DIEGO: Depois ele foi embora e eu não fiquei mais com ninguém. No meio do ano passado apareceu um garoto na aula de judô e a gente ficou uma ou duas vezes. Só que eu já estava ficando com uma menina da escola. Resolvi que iria deixar essa história de lado e ficaria só com meninas.

Elvis solta um leve sorriso.

DIEGO: Viu só? Você está rindo de mim.

ELVIS: Eu não estou rindo de você. Estou rindo da situação.

DIEGO: Pra mim é muito difícil lidar com isso. Eu não quero ser apontado, rotulado e servir de chacota para ninguém por conta disso. Eu só quero poder ter minha vida e fazer o que quero. Eu sou um homem como outro qualquer.

ELVIS: Você é um homem. Assim como eu.

DIEGO: É, mas você é…

ELVIS: Você também é!

DIEGO: Ok, vamos parar. Eu só queria que soubesse que você está me fazendo muito bem e eu quero que isso continue.

ELVIS: E o que você pretende?

DIEGO: Que primeiro me ajude a entender o que está acontecendo comigo.

Elvis abre um imenso sorriso e abraça Diego.

ELVIS: Você é odiosamente amável.

Os dois continuam abraçados. Dona Elis aparece na porta.

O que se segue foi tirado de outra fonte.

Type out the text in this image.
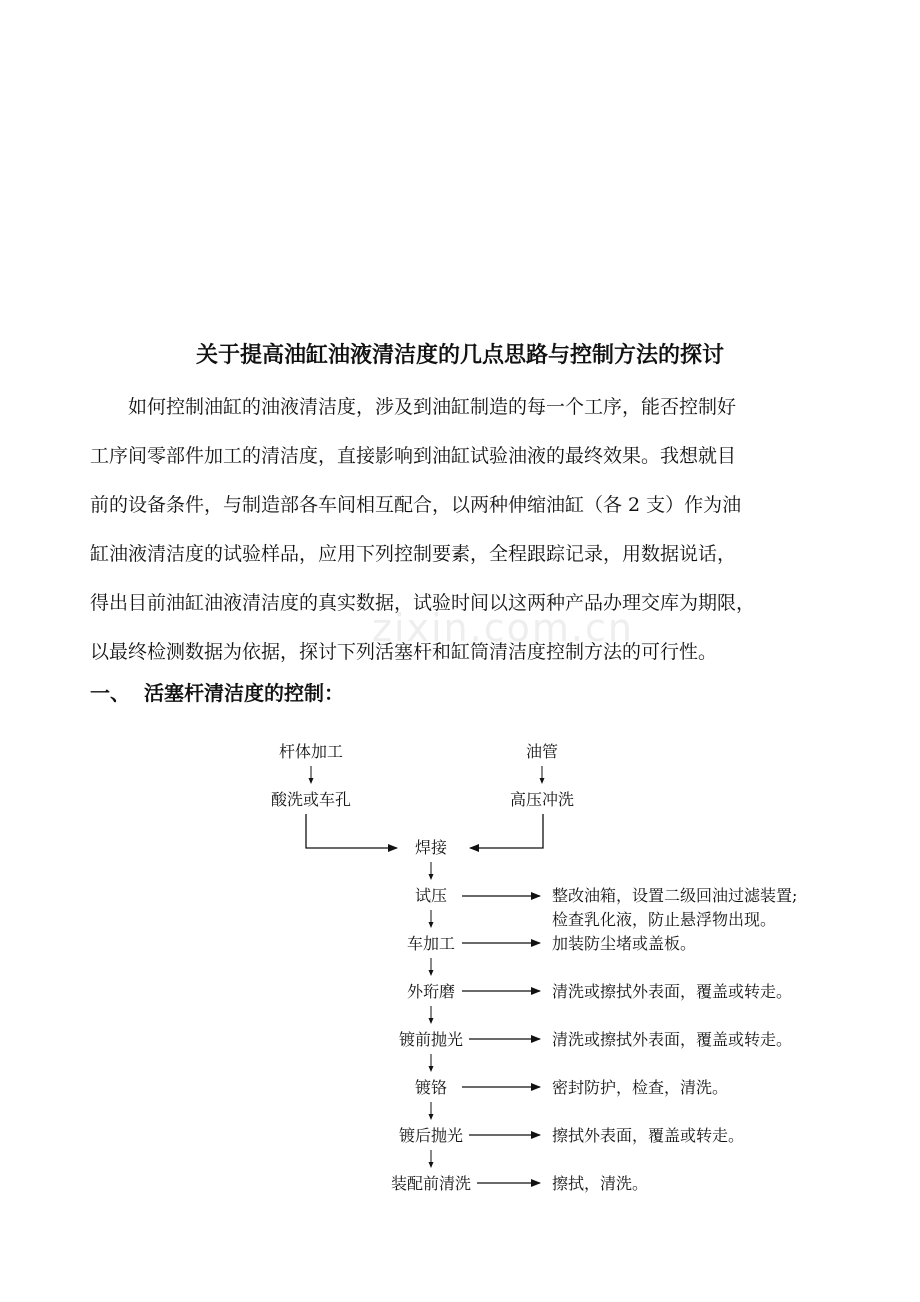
关于提高油缸油液清洁度的几点思路与控制方法的探讨
如何控制油缸的油液清洁度，涉及到油缸制造的每一个工序，能否控制好
工序间零部件加工的清洁度，直接影响到油缸试验油液的最终效果。我想就目
前的设备条件，与制造部各车间相互配合，以两种伸缩油缸（各 2 支）作为油
缸油液清洁度的试验样品，应用下列控制要素，全程跟踪记录，用数据说话，
得出目前油缸油液清洁度的真实数据，试验时间以这两种产品办理交库为期限，
以最终检测数据为依据，探讨下列活塞杆和缸筒清洁度控制方法的可行性。
zixin.com.cn
一、 活塞杆清洁度的控制：
杆体加工
酸洗或车孔
油管
高压冲洗
焊接
试压	整改油箱，设置二级回油过滤装置;
检查乳化液，防止悬浮物出现。
车加工	加装防尘堵或盖板。
外珩磨	清洗或擦拭外表面，覆盖或转走。
镀前抛光	清洗或擦拭外表面，覆盖或转走。
镀铬	密封防护，检查，清洗。
镀后抛光	擦拭外表面，覆盖或转走。
装配前清洗	擦拭，清洗。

ELIS: Parece que se entenderam né? Muito rápido por sinal. Ainda bem. Vamos sair pra lanchar?

ELVIS: Mãe estou meio cansado. Acho que Diego também. Pode pedir o lanche? A gente ainda tem que conversar um pouco.

ELIS: Entendo. Ok, vocês são quem mandam.

Elis sai discando um número no celular.

ELVIS: E o que vai ser de nós?

DIEGO: Não sei. Não tenho a menor noção de como funciona isso com vocês.

ELVIS: Com vocês não. Com a gente.

DIEGO: Então…

ELVIS: Vamos ficar em segredo só entre a gente.

Elvis estende a mão.

DIEGO: Nosso segredo.

Diego aperta a mão de Elvis.

ELVIS: Parece coisa de filme. O Segredo do Instituto Daniel de La Touche!

DIEGO: Será que daria um bom roteiro?

ELVIS: Não sei. Mas um bom diário sim. Vou começar a escrever sobre nós. Desde o meu primeiro dia em São Luís até onde Deus nos permitir ir.

Diego ri. E os dois de beijam novamente.

“Diego mexe comigo de uma maneira que jamais ninguém mexeu. Do ódio ele revirou meus sentimentos e eu já estava ali novamente querendo ele para mim. Me parecia ainda assim arriscado. Mas eu queria arriscar. Ele não era o que eu esperava de um namorado, nem sei se chegaríamos a ser, mas eu sentia que poderia mudar as coisas na vida dele. Ah Diego! Eu me sentia tão feliz por tê-lo comigo ali. Me sentia mais ainda por ser o único a conhecer um Diego que maioria, senão todos, da escola nem sequer poderiam imaginar que existia. Aquele era o meu Diego. O meu Diego secreto. Só meu. Somente.”